何故かサリエラートゥの背に隠れてしまったユマロンガが小刻みに震えている。
「やっほー、サリー!」先にタクマが立ち上がった。「――と、えーと……ユマちゃん?」
覗き込むようにタクマが首を伸ばした。濡れた髪から滴が滴っている。乾いていると薄茶色で濡れるともう少し濃い茶色になるのか面白いな、などとサリエラートゥが発見していると――
「やだ! 前見えてるし! 隠しなさいよ!」
ユマロンガはそう叫んで走り出していた。
「おーい! 水汲まなくていいのか!」
サリエラートゥは置き去りにされた桶を拾って呼びかけたが、応答は無かった。
「なんて言ったの、彼女? おれなんかした……?」
やたら沈んだ声に振り向いた。
まるでしおれた花みたいだ、かわいそうに。深く考えずにサリエラートゥは手を伸ばし、タクマの濡れた頭を撫でてやった。

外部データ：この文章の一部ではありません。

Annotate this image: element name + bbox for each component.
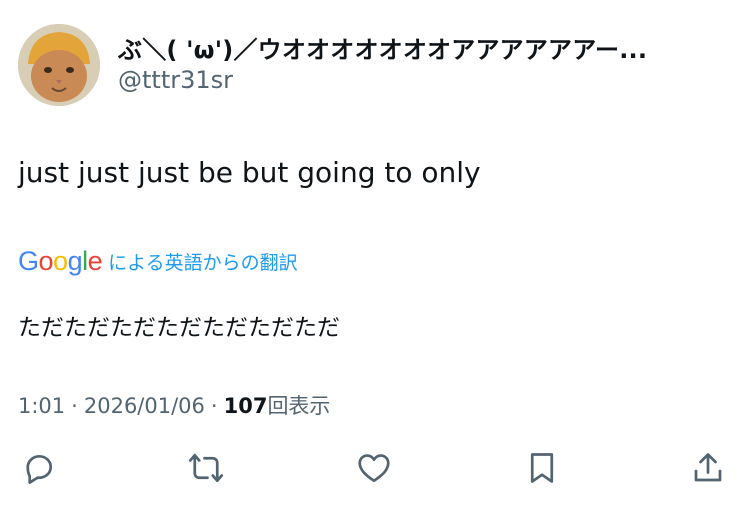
like-icon — [358, 454, 390, 483]
tweet-text: just just just be but going to only — [18, 156, 481, 189]
retweet-icon — [188, 453, 224, 483]
display-name[interactable]: ぶ＼( 'ω')／ウオオオオオオオアアアアアアー... — [118, 30, 728, 65]
avatar[interactable] — [18, 24, 100, 106]
translation-attribution: Google による英語からの翻訳 — [18, 246, 298, 276]
bookmark-button[interactable] — [520, 446, 564, 490]
views-count: 107 — [223, 394, 268, 418]
google-logo: Google — [18, 245, 103, 277]
retweet-button[interactable] — [184, 446, 228, 490]
meta-separator: · — [210, 394, 218, 418]
tweet-meta: 1:01 · 2026/01/06 · 107回表示 — [18, 390, 330, 420]
share-icon — [694, 453, 722, 482]
cat-avatar-image — [18, 24, 100, 106]
reply-button[interactable] — [17, 446, 61, 490]
google-logo-letter: g — [67, 245, 83, 276]
action-bar — [0, 444, 749, 494]
tweet-date[interactable]: 2026/01/06 — [84, 394, 205, 418]
translation-label[interactable]: による英語からの翻訳 — [108, 248, 297, 275]
like-button[interactable] — [352, 446, 396, 490]
google-logo-letter: G — [18, 245, 39, 276]
google-logo-letter: e — [87, 245, 103, 276]
views-label: 回表示 — [267, 394, 331, 418]
tweet-time[interactable]: 1:01 — [18, 394, 65, 418]
google-logo-letter: o — [53, 245, 68, 276]
user-handle[interactable]: @tttr31sr — [118, 66, 233, 94]
reply-icon — [26, 454, 53, 484]
share-button[interactable] — [686, 446, 730, 490]
meta-separator: · — [71, 394, 78, 418]
google-logo-letter: o — [38, 245, 54, 276]
translated-text: ただただただただただただただ — [18, 315, 340, 341]
bookmark-icon — [530, 453, 554, 483]
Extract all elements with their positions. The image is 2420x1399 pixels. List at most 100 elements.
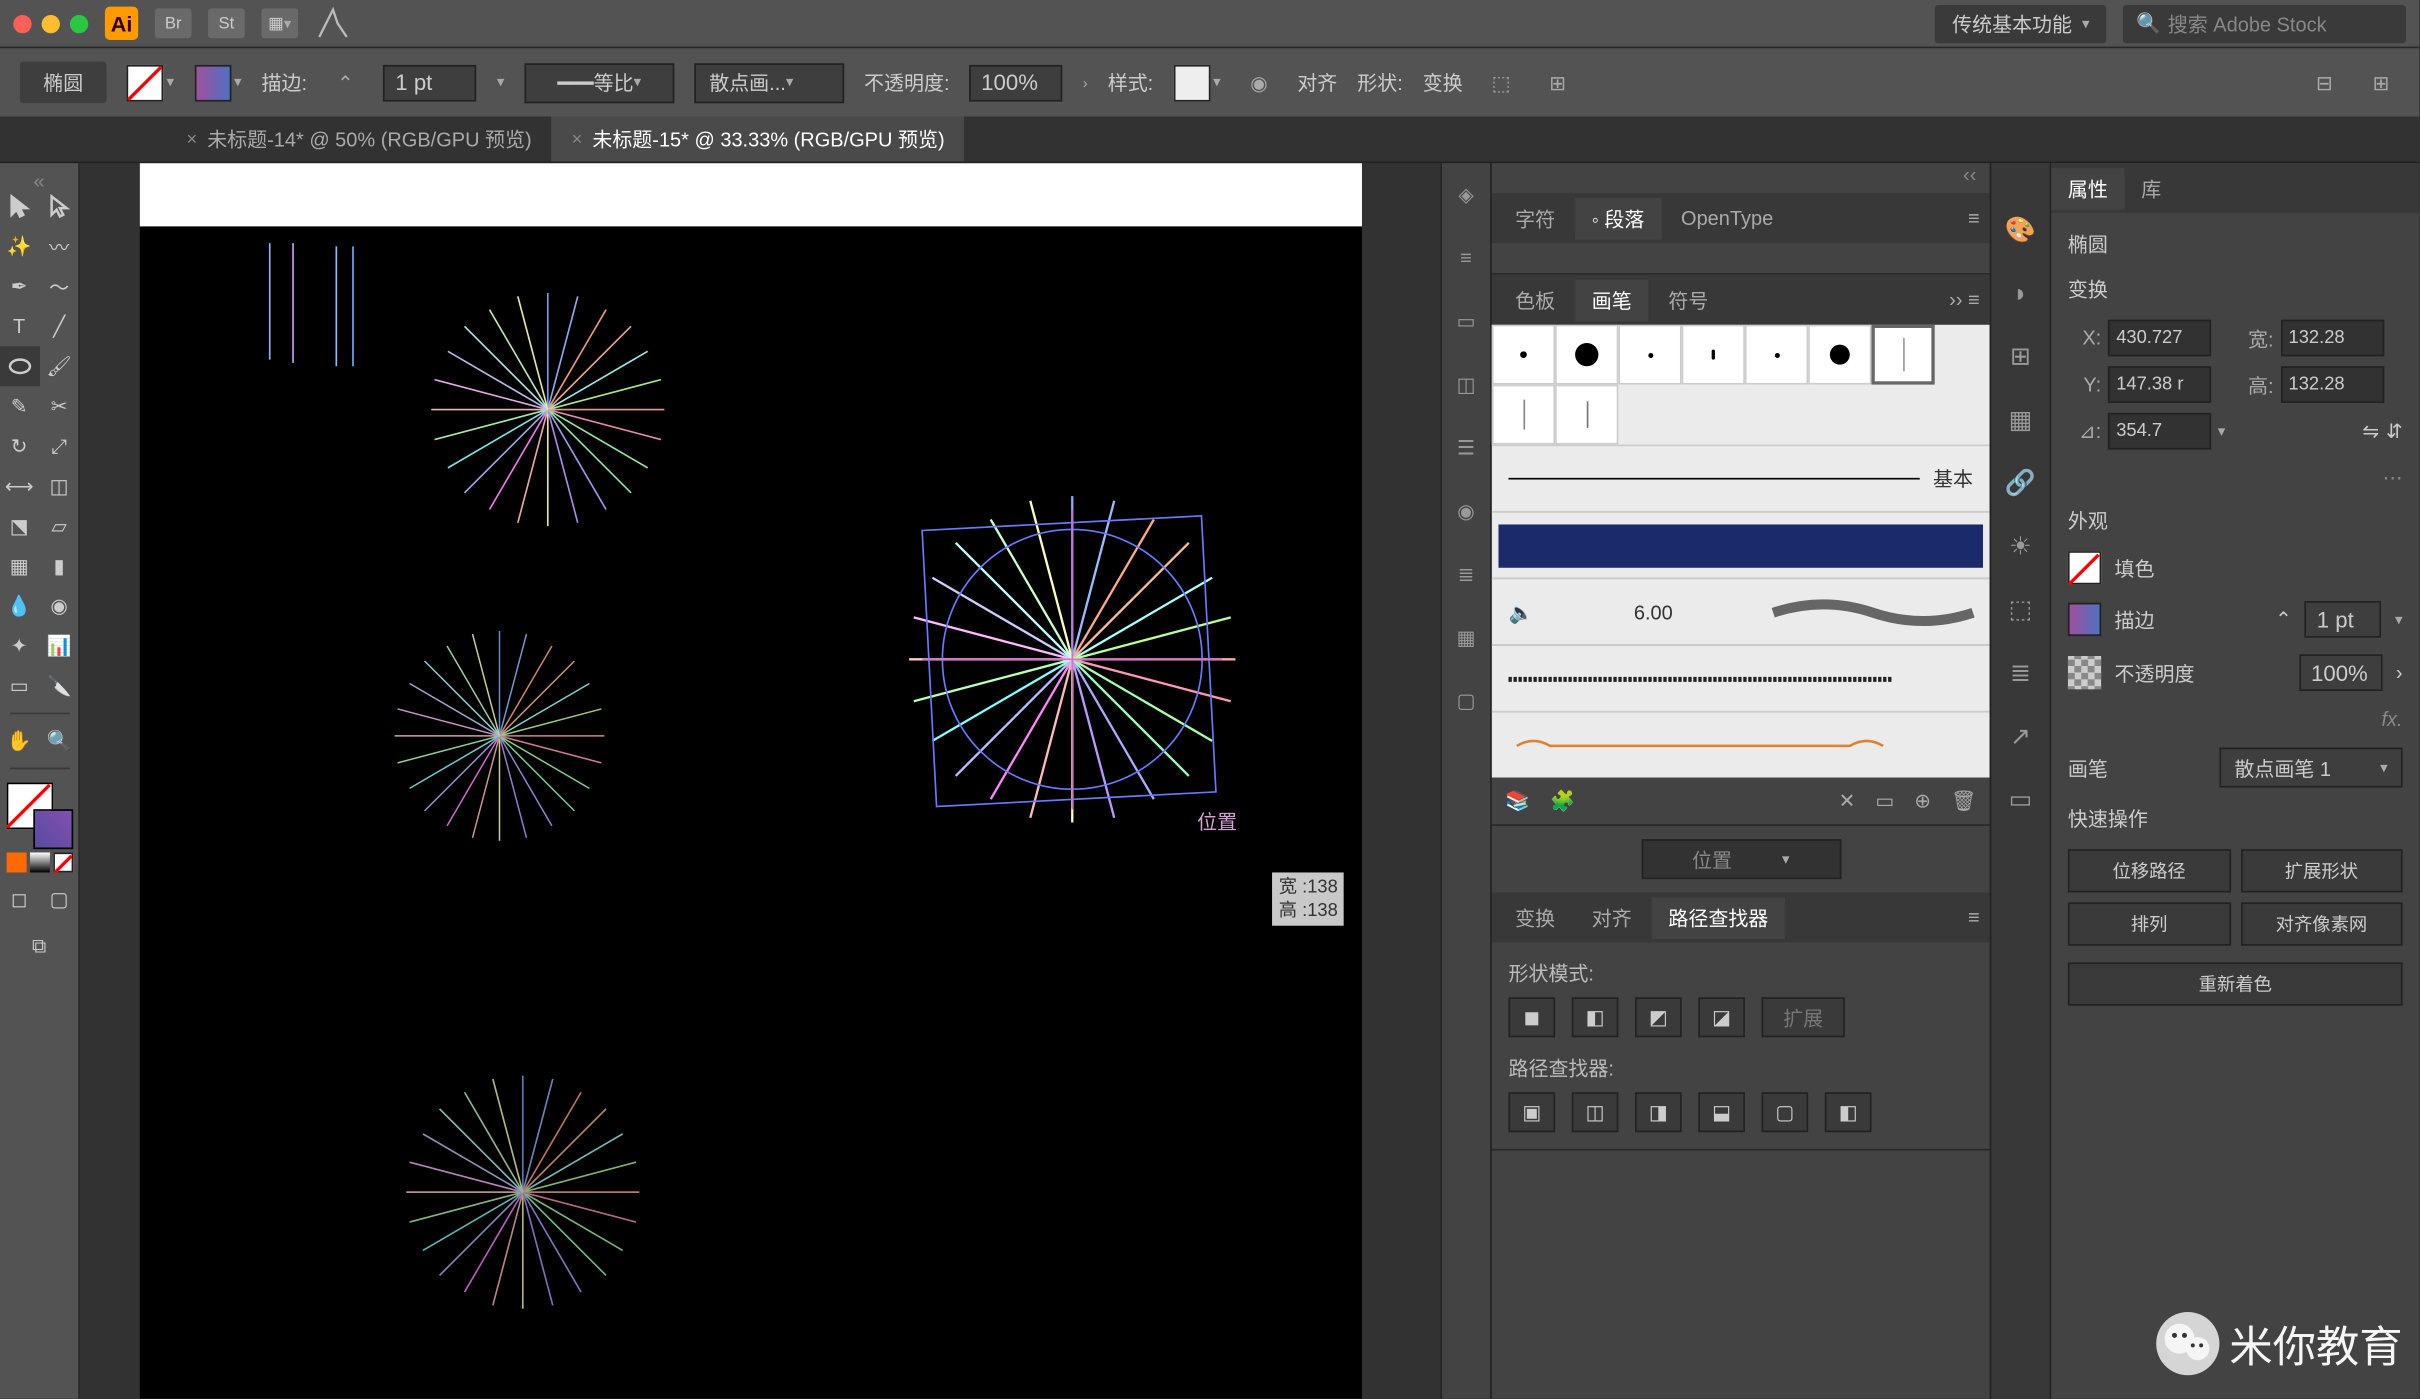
stroke-icon[interactable]: ≡	[1448, 240, 1485, 277]
divide-icon[interactable]: ▣	[1508, 1092, 1555, 1132]
prop-y-input[interactable]	[2108, 366, 2211, 403]
arrange-docs-icon[interactable]: ▦ ▾	[261, 8, 298, 38]
appearance-icon[interactable]: ☀	[2000, 526, 2040, 566]
prop-stroke-input[interactable]	[2305, 601, 2382, 638]
color-themes-icon[interactable]: 🎨	[2000, 210, 2040, 250]
unite-icon[interactable]: ◼	[1508, 997, 1555, 1037]
tab-properties[interactable]: 属性	[2051, 167, 2124, 209]
panel-menu-icon[interactable]: ›› ≡	[1949, 288, 1980, 311]
doc-tab-1[interactable]: ×未标题-14* @ 50% (RGB/GPU 预览)	[167, 117, 552, 162]
color-guide-icon[interactable]: ◗	[2000, 273, 2040, 313]
close-icon[interactable]: ×	[186, 129, 197, 149]
settings-icon[interactable]: ⊟	[2306, 64, 2343, 101]
stroke-swatch-dd[interactable]: ▾	[194, 64, 242, 101]
opacity-dd[interactable]: ›	[1083, 74, 1088, 91]
brush-options-icon[interactable]: ▭	[1875, 789, 1894, 812]
brush-calligraphic-row[interactable]: 🔈6.00	[1492, 578, 1990, 645]
appearance-icon[interactable]: ☰	[1448, 430, 1485, 467]
recolor-icon[interactable]: ◉	[1241, 64, 1278, 101]
merge-icon[interactable]: ◨	[1635, 1092, 1682, 1132]
minus-back-icon[interactable]: ◧	[1825, 1092, 1872, 1132]
doc-tab-2[interactable]: ×未标题-15* @ 33.33% (RGB/GPU 预览)	[552, 117, 965, 162]
blend-tool[interactable]: ◉	[39, 586, 79, 626]
brush-art-row-2[interactable]	[1492, 711, 1990, 778]
crop-icon[interactable]: ⬓	[1698, 1092, 1745, 1132]
opacity-input[interactable]	[970, 64, 1063, 101]
variable-width-dd[interactable]: ━━━ 等比 ▾	[524, 62, 674, 102]
gradient-tool[interactable]: ▮	[39, 546, 79, 586]
tab-library[interactable]: 库	[2125, 167, 2178, 209]
stroke-swatch[interactable]	[32, 809, 72, 849]
prop-x-input[interactable]	[2108, 320, 2211, 357]
search-stock-input[interactable]: 🔍 搜索 Adobe Stock	[2123, 4, 2406, 42]
decrease-icon[interactable]: ⌃	[2275, 608, 2292, 631]
color-icon[interactable]: ◈	[1448, 176, 1485, 213]
brush-preset[interactable]	[1745, 325, 1808, 385]
prop-angle-input[interactable]	[2108, 413, 2211, 450]
selection-tool[interactable]	[0, 186, 39, 226]
transform-label[interactable]: 变换	[1423, 68, 1463, 96]
transparency-icon[interactable]: ◫	[1448, 366, 1485, 403]
none-mode[interactable]	[52, 852, 72, 872]
brush-preset[interactable]	[1555, 385, 1618, 445]
stroke-width-input[interactable]	[384, 64, 477, 101]
position-dropdown[interactable]: 位置 ▾	[1641, 839, 1841, 879]
opacity-row[interactable]: 不透明度 ›	[2068, 654, 2403, 691]
tab-opentype[interactable]: OpenType	[1664, 200, 1789, 237]
line-tool[interactable]: ╱	[39, 306, 79, 346]
fill-row[interactable]: 填色	[2068, 551, 2403, 584]
eyedropper-tool[interactable]: 💧	[0, 586, 39, 626]
asset-export-icon[interactable]: ▭	[2000, 779, 2040, 819]
brush-lib-icon[interactable]: 📚	[1505, 789, 1530, 812]
paintbrush-tool[interactable]: 🖌	[39, 346, 79, 386]
brush-preset[interactable]	[1492, 325, 1555, 385]
direct-selection-tool[interactable]	[39, 186, 79, 226]
decrease-icon[interactable]: ⌃	[327, 64, 364, 101]
more-options-icon[interactable]: ⋯	[2068, 466, 2403, 489]
brush-basic-row[interactable]: 基本	[1492, 445, 1990, 512]
tab-symbols[interactable]: 符号	[1652, 279, 1725, 321]
close-window[interactable]	[13, 14, 31, 32]
actions-icon[interactable]: ▦	[2000, 400, 2040, 440]
brush-preset[interactable]	[1555, 325, 1618, 385]
type-tool[interactable]: T	[0, 306, 39, 346]
tab-pathfinder[interactable]: 路径查找器	[1652, 897, 1785, 939]
hand-tool[interactable]: ✋	[0, 721, 39, 761]
expand-shape-button[interactable]: 扩展形状	[2240, 849, 2402, 892]
symbol-sprayer-tool[interactable]: ✦	[0, 626, 39, 666]
export-icon[interactable]: ↗	[2000, 716, 2040, 756]
magic-wand-tool[interactable]: ✨	[0, 226, 39, 266]
tab-align[interactable]: 对齐	[1575, 897, 1648, 939]
color-mode[interactable]	[6, 852, 26, 872]
shape-label[interactable]: 形状:	[1357, 68, 1403, 96]
brush-preset[interactable]	[1492, 385, 1555, 445]
gpu-icon[interactable]	[315, 8, 352, 38]
rotate-tool[interactable]: ↻	[0, 426, 39, 466]
align-label[interactable]: 对齐	[1297, 68, 1337, 96]
brush-preset-selected[interactable]	[1871, 325, 1934, 385]
layout-icon[interactable]: ⊞	[2363, 64, 2400, 101]
tab-paragraph[interactable]: ◦ 段落	[1575, 197, 1661, 239]
eraser-tool[interactable]: ✂	[39, 386, 79, 426]
maximize-window[interactable]	[70, 14, 88, 32]
gradient-mode[interactable]	[29, 852, 49, 872]
pen-tool[interactable]: ✒	[0, 266, 39, 306]
zoom-tool[interactable]: 🔍	[39, 721, 79, 761]
new-brush-icon[interactable]: ⊕	[1914, 789, 1931, 812]
fill-swatch-dd[interactable]: ▾	[127, 64, 175, 101]
scale-tool[interactable]: ⤢	[39, 426, 79, 466]
artboards-icon[interactable]: ▢	[1448, 683, 1485, 720]
artboard[interactable]: 位置 宽 :138高 :138	[140, 226, 1362, 1398]
align-pixel-button[interactable]: 对齐像素网	[2240, 902, 2402, 945]
draw-mode[interactable]: ◻	[0, 879, 39, 919]
collapse-icon[interactable]: ‹‹	[1492, 163, 1990, 193]
artboard-tool[interactable]: ▭	[0, 666, 39, 706]
graph-tool[interactable]: 📊	[39, 626, 79, 666]
delete-brush-icon[interactable]: 🗑	[1951, 789, 1976, 812]
flip-h-icon[interactable]: ⇋	[2362, 420, 2379, 443]
isolate-icon[interactable]: ⬚	[1483, 64, 1520, 101]
fx-icon[interactable]: fx.	[2068, 708, 2403, 731]
intersect-icon[interactable]: ◩	[1635, 997, 1682, 1037]
exclude-icon[interactable]: ◪	[1698, 997, 1745, 1037]
fill-stroke-control[interactable]	[6, 783, 73, 850]
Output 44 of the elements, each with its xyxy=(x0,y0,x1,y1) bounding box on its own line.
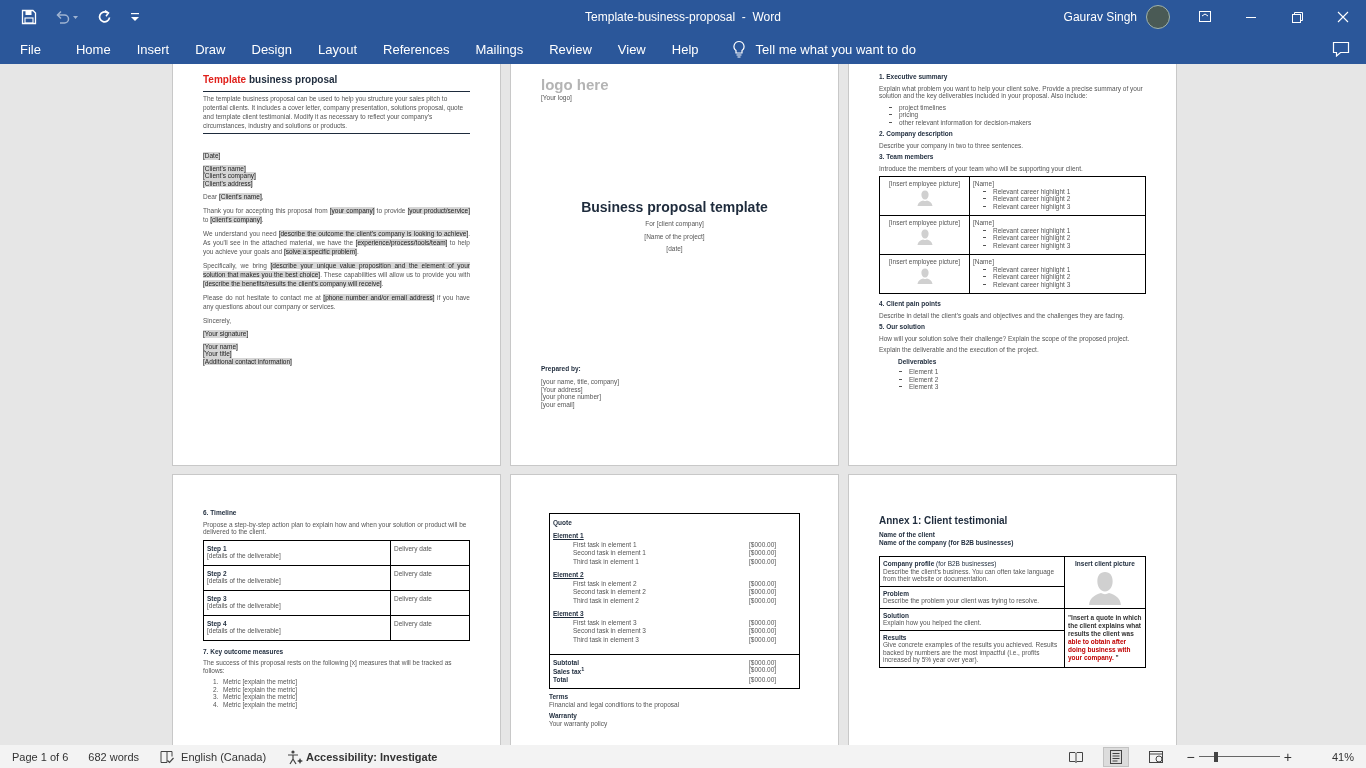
ribbon-tab[interactable]: Design xyxy=(238,38,305,60)
ribbon-display-icon[interactable] xyxy=(1197,9,1213,25)
print-layout-icon[interactable] xyxy=(1107,748,1124,765)
page-count[interactable]: Page 1 of 6 xyxy=(12,750,69,763)
annex-title: Annex 1: Client testimonial xyxy=(879,515,1009,526)
redo-icon[interactable] xyxy=(97,9,113,25)
window-title: Template-business-proposal - Word xyxy=(585,10,781,24)
ribbon-tab[interactable]: Help xyxy=(658,38,712,60)
ribbon-tab[interactable]: File xyxy=(7,38,54,60)
avatar[interactable] xyxy=(1146,5,1170,29)
print-layout-button[interactable] xyxy=(1102,746,1129,767)
customize-icon[interactable] xyxy=(130,11,140,23)
close-icon[interactable] xyxy=(1335,9,1351,25)
lightbulb-icon[interactable] xyxy=(731,40,746,58)
logo-text: logo here xyxy=(541,76,609,93)
person-icon xyxy=(916,228,933,245)
zoom-in-button[interactable]: + xyxy=(1283,748,1292,765)
save-icon[interactable] xyxy=(21,9,37,25)
person-icon xyxy=(916,267,933,284)
accessibility-icon[interactable] xyxy=(286,748,305,765)
ribbon-tab[interactable]: Layout xyxy=(304,38,370,60)
accessibility-status[interactable]: Accessibility: Investigate xyxy=(306,750,438,763)
ribbon-tab[interactable]: Home xyxy=(62,38,124,60)
ribbon-tab[interactable]: Insert xyxy=(123,38,183,60)
ribbon-tab[interactable]: View xyxy=(604,38,659,60)
person-icon xyxy=(916,189,933,206)
proofing-icon[interactable] xyxy=(159,748,176,765)
person-icon xyxy=(1088,570,1122,605)
tell-me-search[interactable]: Tell me what you want to do xyxy=(755,41,916,57)
web-layout-icon[interactable] xyxy=(1147,748,1164,765)
zoom-thumb[interactable] xyxy=(1213,751,1218,762)
ribbon-tab[interactable]: Mailings xyxy=(462,38,537,60)
zoom-out-button[interactable]: − xyxy=(1186,748,1195,765)
ribbon-tab[interactable]: Draw xyxy=(182,38,239,60)
word-count[interactable]: 682 words xyxy=(88,750,140,763)
ribbon-tab[interactable]: Review xyxy=(536,38,605,60)
restore-icon[interactable] xyxy=(1289,9,1305,25)
comment-icon[interactable] xyxy=(1332,41,1350,57)
user-name[interactable]: Gaurav Singh xyxy=(1063,10,1137,24)
document-title: Template business proposal xyxy=(203,74,339,85)
zoom-level[interactable]: 41% xyxy=(1331,750,1354,763)
language[interactable]: English (Canada) xyxy=(181,750,267,763)
cover-title: Business proposal template xyxy=(580,199,769,215)
ribbon-tab[interactable]: References xyxy=(370,38,463,60)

「すまん。私の考えが浅かったようだ。嫌われているわけではないと思うぞ」
「だといいけど、もう二度目だよーあの反応」
「彼女もお前も性根のいい子だからきっと仲良くなれるさ」
「え、ホント!? サリーおれのこといい子だと思う!?」
「勿論だ」
知り合って一日足らずだがなんとなく自信を持ってそう答えた。タクマは心底嬉しそうに微笑んでいる。
その背中を、ヒサヤの辛辣な突っ込みが打った。
「絶っ対、お前が考えなしに立ち上がったからだろ。ほら、周りの奥様方も『ぶら下げたモン隠そうとしないなんて、なんて非常識な白人ザマス』みたいな顔してるぞ。羽伸ばしすぎ」
鋭い。
いや、普通に気付くべきことなのか? タクマがどこか抜けているのだろう。
こちらとて、男根なんて生贄を整える一環で笑えないほどの数を見てきたので、感覚が鈍くなっている。
口を尖らせて抗議するタクマを、サリエラートゥは微笑ましい気持ちで見守っていた。